= Milka Marinković =

Milka Marinković (Милка Маринковић; born 3 December 1955) is a Serbian lawyer and former politician. She was the mayor of Požega from 2000 to 2004 and served in the Serbian parliament from 2001 to 2004. Initially a member of the Democratic Party (DS), Marinković later joined the breakaway Liberal Democratic Party (LDP).

==Early life and career==
Marinković was born in the village of Zeoke in the municipality of Lučani, in what was then the People's Republic of Serbia in the Federal People's Republic of Yugoslavia. She completed elementary and high school in Čačak, later graduated from the University of Belgrade Faculty of Law, and moved to Požega in 1980.

==Politician==
===Democratic Party===
Marinković joined the DS in 1990. In the decade that followed, Serbian politics was dominated by the authoritarian rule of Socialist Party of Serbia (SPS) leader Slobodan Milošević.

The DS joined an opposition coalition called Zajedno (English: Together) in 1996. Zajedno won several Serbian cities in the 1996 Serbian local elections; in Požega, the coalition won a narrow majority with twenty-seven seats out of fifty-two. When the assembly convened, Tihomir Marjanović of the Serbian Renewal Movement (SPO) became mayor and Marinković became deputy mayor. She served in this role for the term that followed.

In 2000, the DS joined a new coalition called the Democratic Opposition of Serbia (DOS), a broad and ideologically diverse collection of parties opposed to Milošević's continued rule. DOS candidate Vojislav Koštunica defeated Milošević in the 2000 Yugoslavian presidential election, and Milošević fell from power on 5 October 2000. In the 2000 Serbian local elections, which took place concurrently with the Yugoslavian vote, the DOS won forty out of fifty-two seats in Požega, working locally in an alliance with the SPO (which had previously been part of Zajedno but was not part of the DOS). After the election, Marinković was chosen as mayor of the municipality.
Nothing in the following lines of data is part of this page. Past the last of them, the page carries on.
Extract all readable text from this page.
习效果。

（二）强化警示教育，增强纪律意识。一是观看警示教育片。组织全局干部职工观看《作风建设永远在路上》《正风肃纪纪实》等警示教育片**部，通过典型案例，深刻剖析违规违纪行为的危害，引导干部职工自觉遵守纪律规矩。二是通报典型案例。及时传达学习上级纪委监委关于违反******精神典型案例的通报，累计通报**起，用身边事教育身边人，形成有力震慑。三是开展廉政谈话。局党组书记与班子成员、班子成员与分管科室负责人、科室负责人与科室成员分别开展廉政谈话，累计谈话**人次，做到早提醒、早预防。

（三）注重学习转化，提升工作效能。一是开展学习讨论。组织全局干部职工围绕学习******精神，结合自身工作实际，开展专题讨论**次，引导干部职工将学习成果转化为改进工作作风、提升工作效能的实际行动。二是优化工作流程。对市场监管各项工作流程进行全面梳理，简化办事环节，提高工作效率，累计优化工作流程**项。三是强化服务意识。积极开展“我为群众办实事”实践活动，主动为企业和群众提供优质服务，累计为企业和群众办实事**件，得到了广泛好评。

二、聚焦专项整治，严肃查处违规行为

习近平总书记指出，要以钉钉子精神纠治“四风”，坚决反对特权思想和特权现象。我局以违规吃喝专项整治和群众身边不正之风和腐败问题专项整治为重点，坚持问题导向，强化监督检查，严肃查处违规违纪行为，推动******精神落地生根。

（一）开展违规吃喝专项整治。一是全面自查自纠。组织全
The Serbian government also fell after Milošević's defeat in the Yugoslavian vote, and a new Serbian parliamentary election was called for December 2000. Prior to the vote, Serbia's electoral laws were reformed such that the entire country became a single at-large district and all mandates were awarded to candidates on successful electoral lists at the discretion of the sponsoring parties or coalitions, irrespective of numerical order. Marinković appeared in the 145th position on the DOS's list and was awarded a mandate after it won a landslide victory with 176 out of 250 seats. In the assembly, she served on the committee on constitutional affairs and the committee on the judiciary and administration.

The DS contested the 2003 Serbian parliamentary election at the head of its own coalition list, which won thirty-seven mandates. Marinković appeared in the 165th position and was not given a mandate for a second term. She stood down from parliament when the new assembly convened in January 2004.

Serbia introduced the direct election of mayors for the 2004 local elections. Marinković did not seek re-election as mayor of Požega, and her term ended that year.

===Liberal Democratic Party===
Čedomir Jovanović was expelled from the Democratic Party in 2004 and founded the Liberal Democratic Party in November 2005. Marinković joined the new party and was elected to its inaugural presidency.

She appeared on the LDP's electoral lists in the 2007 and 2008 Serbian parliamentary elections, although she did not receive a mandate on either occasion. (Note: Marinković appeared in the 118th position on the party's list in 2007 and the 119th position in 2008. In both cases, the lists were mostly alphabetical. The LDP's list won fifteen seats in 2007 and thirteen in 2008.)

===Recent years===
In 2019, Marinković started an independent party called Free Požega. The party did not contest the 2020 Serbian local elections, possibly due to a broader opposition boycott.